Could bank exits actually help cut mortgage rates?

Operating costs are estimated at 1.05 points of the average Irish mortgage rate, compared to 0.65 points across the EU

It is estimated that the average rate for Irish owner-occupier mortgages is 2.63% among the three listed banks, compared to 1.31% across the EU. Photograph: Getty Images

It is estimated that the average rate for Irish owner-occupier mortgages is 2.63% among the three listed banks, compared to 1.31% across the EU. Photograph: Getty Images

 

The planned exits of Ulster Bank and KBC Bank Ireland from the Irish market has been universally acknowledged as a bad thing for competition given that they account for about 25 per cent of home loans.
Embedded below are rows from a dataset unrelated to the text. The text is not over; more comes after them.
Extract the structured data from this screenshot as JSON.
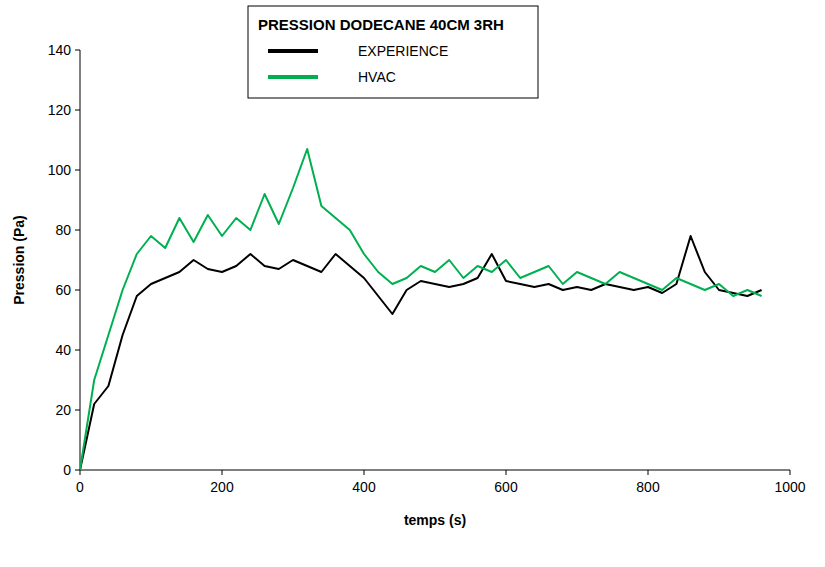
{
  "chart_data": {
    "type": "line",
    "title": "PRESSION DODECANE 40CM 3RH",
    "x_label": "temps (s)",
    "y_label": "Pression (Pa)",
    "x": [
      0,
      20,
      40,
      60,
      80,
      100,
      120,
      140,
      160,
      180,
      200,
      220,
      240,
      260,
      280,
      300,
      320,
      340,
      360,
      380,
      400,
      420,
      440,
      460,
      480,
      500,
      520,
      540,
      560,
      580,
      600,
      620,
      640,
      660,
      680,
      700,
      720,
      740,
      760,
      780,
      800,
      820,
      840,
      860,
      880,
      900,
      920,
      940,
      960
    ],
    "series": [
      {
        "name": "EXPERIENCE",
        "color": "#000000",
        "values": [
          0,
          22,
          28,
          45,
          58,
          62,
          64,
          66,
          70,
          67,
          66,
          68,
          72,
          68,
          67,
          70,
          68,
          66,
          72,
          68,
          64,
          58,
          52,
          60,
          63,
          62,
          61,
          62,
          64,
          72,
          63,
          62,
          61,
          62,
          60,
          61,
          60,
          62,
          61,
          60,
          61,
          59,
          62,
          78,
          66,
          60,
          59,
          58,
          60
        ]
      },
      {
        "name": "HVAC",
        "color": "#00b050",
        "values": [
          0,
          30,
          45,
          60,
          72,
          78,
          74,
          84,
          76,
          85,
          78,
          84,
          80,
          92,
          82,
          94,
          107,
          88,
          84,
          80,
          72,
          66,
          62,
          64,
          68,
          66,
          70,
          64,
          68,
          66,
          70,
          64,
          66,
          68,
          62,
          66,
          64,
          62,
          66,
          64,
          62,
          60,
          64,
          62,
          60,
          62,
          58,
          60,
          58
        ]
      }
    ],
    "xlim": [
      0,
      1000
    ],
    "xticks": [
      0,
      200,
      400,
      600,
      800,
      1000
    ],
    "ylim": [
      0,
      140
    ],
    "yticks": [
      0,
      20,
      40,
      60,
      80,
      100,
      120,
      140
    ],
    "grid": false,
    "legend": "top"
  }
}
Especially at a time when the average new Irish mortgage rate remains well above the euro-area norm.

Irish banks have long been bleating about the effect on rates from them having to hold much higher levels of expensive capital against mortgages as your standard European bank, a legacy of the losses sustained by lenders following the property crash.

In an interesting analysis, Eamonn Hughes, the banking analyst with Goodbody stockbrokers, which is being acquired by AIB, has been busy with his calculator piecing together the building blocks of mortgage rates.
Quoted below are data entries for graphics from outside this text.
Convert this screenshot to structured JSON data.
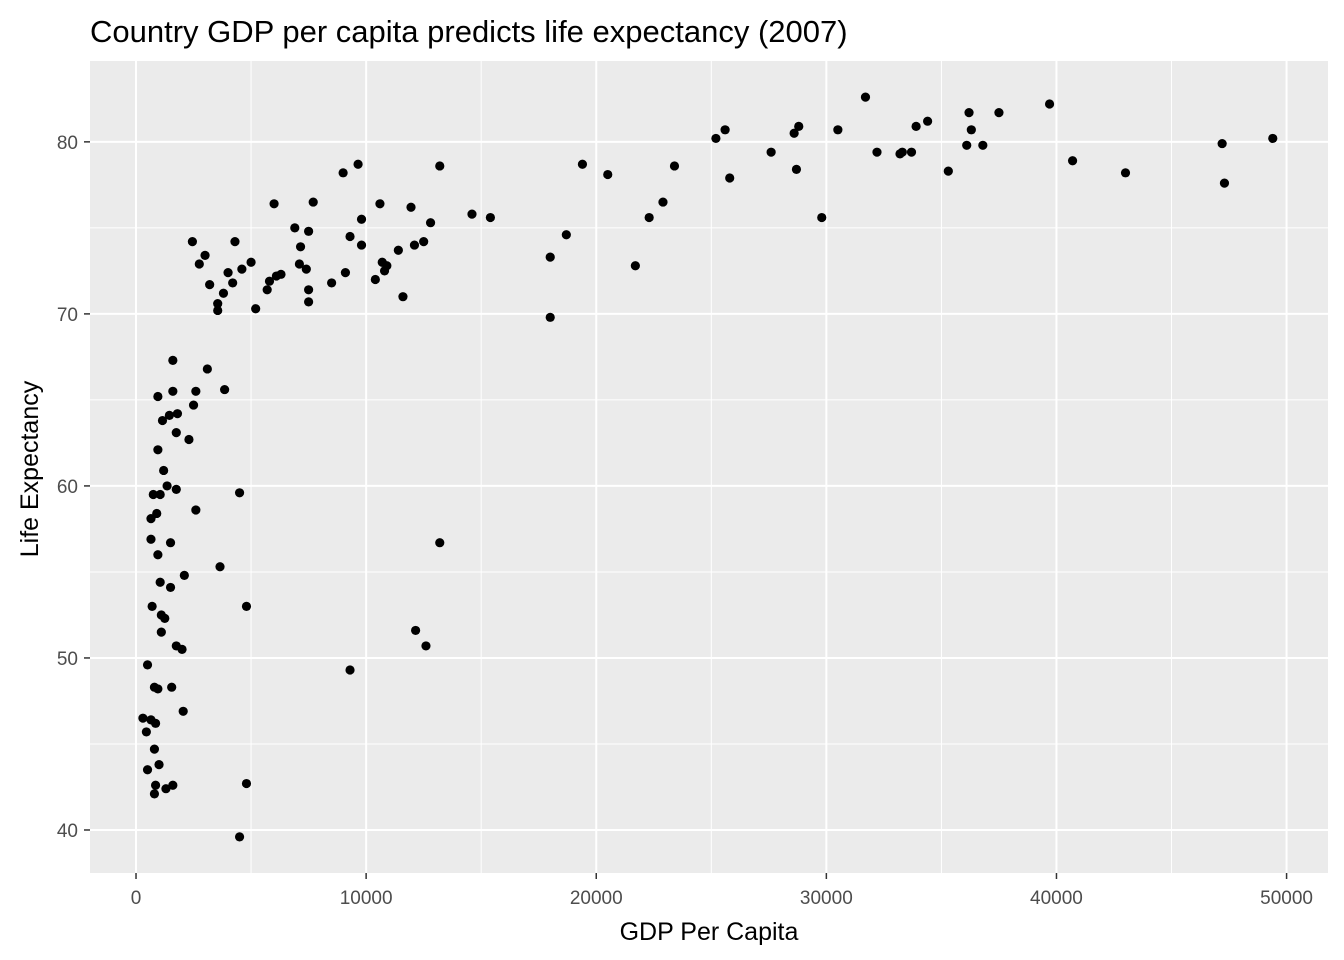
{
  "chart_data": {
    "type": "scatter",
    "title": "Country GDP per capita predicts life expectancy (2007)",
    "xlabel": "GDP Per Capita",
    "ylabel": "Life Expectancy",
    "xlim": [
      -2000,
      51800
    ],
    "ylim": [
      37.5,
      84.7
    ],
    "xticks": [
      0,
      10000,
      20000,
      30000,
      40000,
      50000
    ],
    "xtick_labels": [
      "0",
      "10000",
      "20000",
      "30000",
      "40000",
      "50000"
    ],
    "yticks": [
      40,
      50,
      60,
      70,
      80
    ],
    "ytick_labels": [
      "40",
      "50",
      "60",
      "70",
      "80"
    ],
    "grid": true,
    "panel_background": "#ebebeb",
    "point_color": "#000000",
    "points": [
      [
        300,
        46.5
      ],
      [
        450,
        45.7
      ],
      [
        500,
        43.5
      ],
      [
        500,
        49.6
      ],
      [
        650,
        46.4
      ],
      [
        700,
        53.0
      ],
      [
        650,
        56.9
      ],
      [
        650,
        58.1
      ],
      [
        750,
        59.5
      ],
      [
        800,
        48.3
      ],
      [
        800,
        44.7
      ],
      [
        800,
        42.1
      ],
      [
        850,
        42.6
      ],
      [
        850,
        46.2
      ],
      [
        900,
        58.4
      ],
      [
        950,
        48.2
      ],
      [
        950,
        56.0
      ],
      [
        950,
        62.1
      ],
      [
        950,
        65.2
      ],
      [
        1000,
        43.8
      ],
      [
        1050,
        59.5
      ],
      [
        1050,
        54.4
      ],
      [
        1100,
        51.5
      ],
      [
        1100,
        52.5
      ],
      [
        1150,
        63.8
      ],
      [
        1200,
        60.9
      ],
      [
        1250,
        52.3
      ],
      [
        1300,
        42.4
      ],
      [
        1350,
        60.0
      ],
      [
        1450,
        64.1
      ],
      [
        1500,
        56.7
      ],
      [
        1500,
        54.1
      ],
      [
        1550,
        48.3
      ],
      [
        1600,
        67.3
      ],
      [
        1600,
        65.5
      ],
      [
        1600,
        42.6
      ],
      [
        1750,
        63.1
      ],
      [
        1750,
        59.8
      ],
      [
        1750,
        50.7
      ],
      [
        1800,
        64.2
      ],
      [
        2000,
        50.5
      ],
      [
        2050,
        46.9
      ],
      [
        2100,
        54.8
      ],
      [
        2300,
        62.7
      ],
      [
        2450,
        74.2
      ],
      [
        2500,
        64.7
      ],
      [
        2600,
        65.5
      ],
      [
        2600,
        58.6
      ],
      [
        2750,
        72.9
      ],
      [
        3000,
        73.4
      ],
      [
        3100,
        66.8
      ],
      [
        3200,
        71.7
      ],
      [
        3550,
        70.2
      ],
      [
        3550,
        70.6
      ],
      [
        3650,
        55.3
      ],
      [
        3800,
        71.2
      ],
      [
        3850,
        65.6
      ],
      [
        4000,
        72.4
      ],
      [
        4200,
        71.8
      ],
      [
        4300,
        74.2
      ],
      [
        4500,
        59.6
      ],
      [
        4500,
        39.6
      ],
      [
        4600,
        72.6
      ],
      [
        4800,
        53.0
      ],
      [
        4800,
        42.7
      ],
      [
        5000,
        73.0
      ],
      [
        5200,
        70.3
      ],
      [
        5700,
        71.4
      ],
      [
        5800,
        71.9
      ],
      [
        6000,
        76.4
      ],
      [
        6100,
        72.2
      ],
      [
        6300,
        72.3
      ],
      [
        6900,
        75.0
      ],
      [
        7100,
        72.9
      ],
      [
        7150,
        73.9
      ],
      [
        7400,
        72.6
      ],
      [
        7500,
        71.4
      ],
      [
        7500,
        74.8
      ],
      [
        7500,
        70.7
      ],
      [
        7700,
        76.5
      ],
      [
        8500,
        71.8
      ],
      [
        9000,
        78.2
      ],
      [
        9100,
        72.4
      ],
      [
        9300,
        74.5
      ],
      [
        9300,
        49.3
      ],
      [
        9650,
        78.7
      ],
      [
        9800,
        74.0
      ],
      [
        9800,
        75.5
      ],
      [
        10400,
        72.0
      ],
      [
        10600,
        76.4
      ],
      [
        10700,
        73.0
      ],
      [
        10800,
        72.5
      ],
      [
        10900,
        72.8
      ],
      [
        11400,
        73.7
      ],
      [
        11600,
        71.0
      ],
      [
        11950,
        76.2
      ],
      [
        12100,
        74.0
      ],
      [
        12150,
        51.6
      ],
      [
        12500,
        74.2
      ],
      [
        12600,
        50.7
      ],
      [
        12800,
        75.3
      ],
      [
        13200,
        78.6
      ],
      [
        13200,
        56.7
      ],
      [
        14600,
        75.8
      ],
      [
        15400,
        75.6
      ],
      [
        18000,
        73.3
      ],
      [
        18000,
        69.8
      ],
      [
        18700,
        74.6
      ],
      [
        19400,
        78.7
      ],
      [
        20500,
        78.1
      ],
      [
        21700,
        72.8
      ],
      [
        22300,
        75.6
      ],
      [
        22900,
        76.5
      ],
      [
        23400,
        78.6
      ],
      [
        25200,
        80.2
      ],
      [
        25600,
        80.7
      ],
      [
        25800,
        77.9
      ],
      [
        27600,
        79.4
      ],
      [
        28600,
        80.5
      ],
      [
        28700,
        78.4
      ],
      [
        28800,
        80.9
      ],
      [
        29800,
        75.6
      ],
      [
        30500,
        80.7
      ],
      [
        31700,
        82.6
      ],
      [
        32200,
        79.4
      ],
      [
        33200,
        79.3
      ],
      [
        33300,
        79.4
      ],
      [
        33700,
        79.4
      ],
      [
        33900,
        80.9
      ],
      [
        34400,
        81.2
      ],
      [
        35300,
        78.3
      ],
      [
        36100,
        79.8
      ],
      [
        36200,
        81.7
      ],
      [
        36300,
        80.7
      ],
      [
        36800,
        79.8
      ],
      [
        37500,
        81.7
      ],
      [
        39700,
        82.2
      ],
      [
        40700,
        78.9
      ],
      [
        43000,
        78.2
      ],
      [
        47200,
        79.9
      ],
      [
        47300,
        77.6
      ],
      [
        49400,
        80.2
      ]
    ]
  }
}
Hughes estimates that the average rate for Irish owner-occupier mortgages is 2.63 per cent among the three listed banks, compared to 1.31 per cent across the EU. Adding in fees that typically apply to European loans and the average EU rate rises to 1.58 per cent.

The capital charge in the Republic equates to 0.5 percentage points of a mortgage rate, 2.6 times the EU figure. Irish funding costs, at 0.4 points, are almost a third higher, while loan impairment charges account for 0.2 points locally, compared to 0.12 across the EU.
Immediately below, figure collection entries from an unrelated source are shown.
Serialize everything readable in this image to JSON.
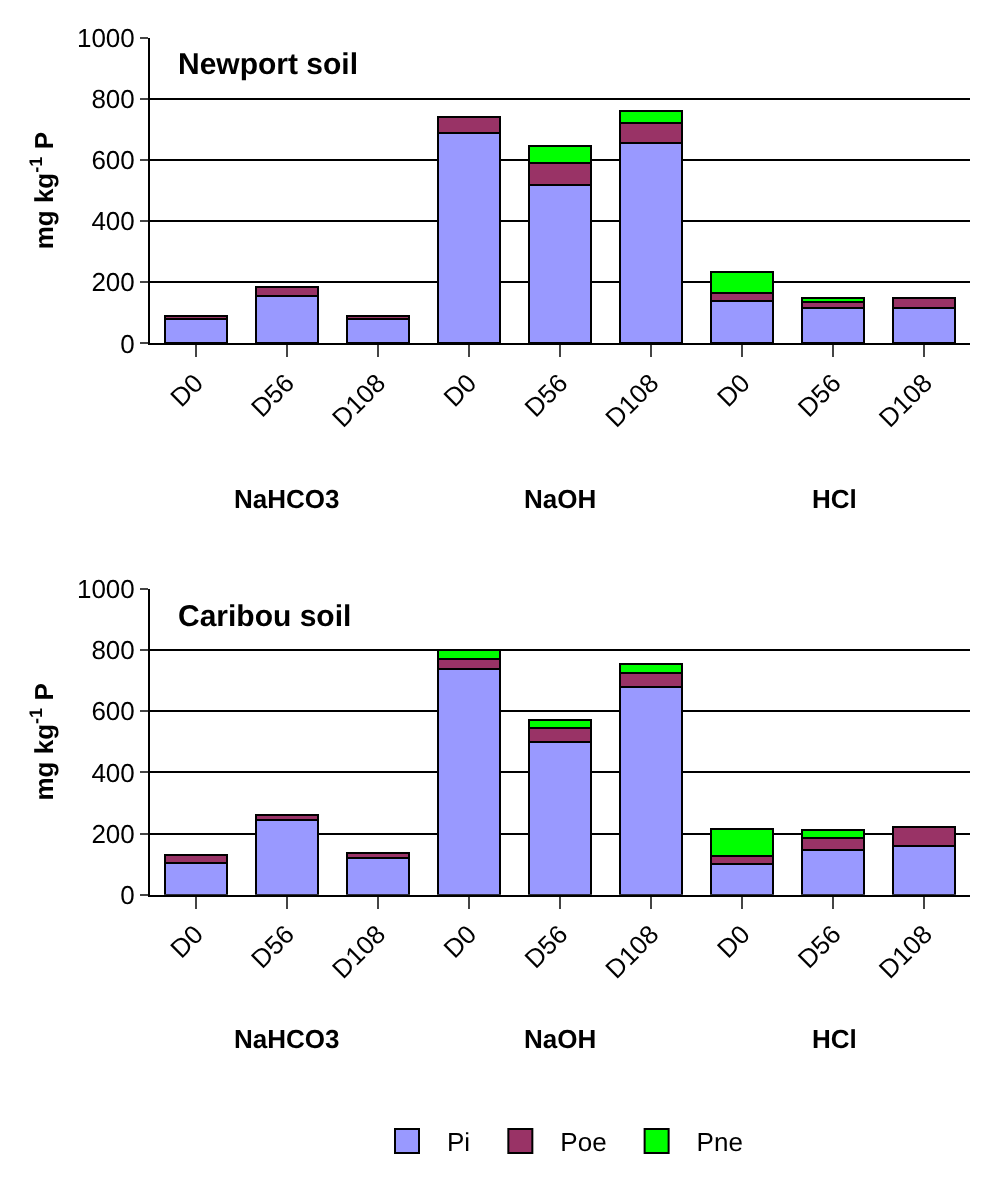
{
  "chart_data": [
    {
      "type": "bar",
      "title": "Newport soil",
      "ylabel": "mg kg$^{-1}$ P",
      "stacked": true,
      "categories": [
        "D0",
        "D56",
        "D108",
        "D0",
        "D56",
        "D108",
        "D0",
        "D56",
        "D108"
      ],
      "ylim": [
        0,
        1000
      ],
      "yticks": [
        0,
        200,
        400,
        600,
        800,
        1000
      ],
      "grid": "y",
      "annotations": [
        "NaHCO3",
        "NaOH",
        "HCl"
      ],
      "series": [
        {
          "color": "#9999ff",
          "values": [
            80,
            155,
            80,
            690,
            520,
            655,
            140,
            115,
            115
          ]
        },
        {
          "color": "#993366",
          "values": [
            10,
            30,
            10,
            50,
            70,
            65,
            25,
            20,
            35
          ]
        },
        {
          "color": "#00ff00",
          "values": [
            null,
            null,
            null,
            null,
            55,
            40,
            70,
            15,
            null
          ]
        }
      ]
    },
    {
      "type": "bar",
      "title": "Caribou soil",
      "ylabel": "mg kg$^{-1}$ P",
      "stacked": true,
      "categories": [
        "D0",
        "D56",
        "D108",
        "D0",
        "D56",
        "D108",
        "D0",
        "D56",
        "D108"
      ],
      "ylim": [
        0,
        1000
      ],
      "yticks": [
        0,
        200,
        400,
        600,
        800,
        1000
      ],
      "grid": "y",
      "legend": "bottom",
      "annotations": [
        "NaHCO3",
        "NaOH",
        "HCl"
      ],
      "series": [
        {
          "name": "Pi",
          "color": "#9999ff",
          "values": [
            105,
            245,
            120,
            740,
            500,
            680,
            100,
            145,
            160
          ]
        },
        {
          "name": "Poe",
          "color": "#993366",
          "values": [
            25,
            15,
            15,
            30,
            45,
            45,
            25,
            40,
            60
          ]
        },
        {
          "name": "Pne",
          "color": "#00ff00",
          "values": [
            null,
            null,
            null,
            30,
            25,
            30,
            90,
            25,
            null
          ]
        }
      ]
    }
  ]
}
But the real difference is in running costs, including staff, IT spending, levies and other general overheads. Hughes estimates that operating costs account for 1.05 points of the average Irish mortgage rate, compared to 0.65 points across the EU.

The analyst reckons that Irish banks make a 0.47 per cent profit on mortgages. While this is higher than the 0.32 per cent EU norm, Irish profit margins are lower at 18 per cent. European banks generate a margin of 24 per on their average headline rates. “There are no supernormal profits’ in Irish mortgages,” he insists.

If Permanent TSB and Bank of Ireland add scale by taking over most of the mortgages of Ulster Bank and KBC Bank Ireland, at a time when the housing market is dysfunctional, they could chip away at running costs and pass on some of the savings to borrowers. That’s the theory at least.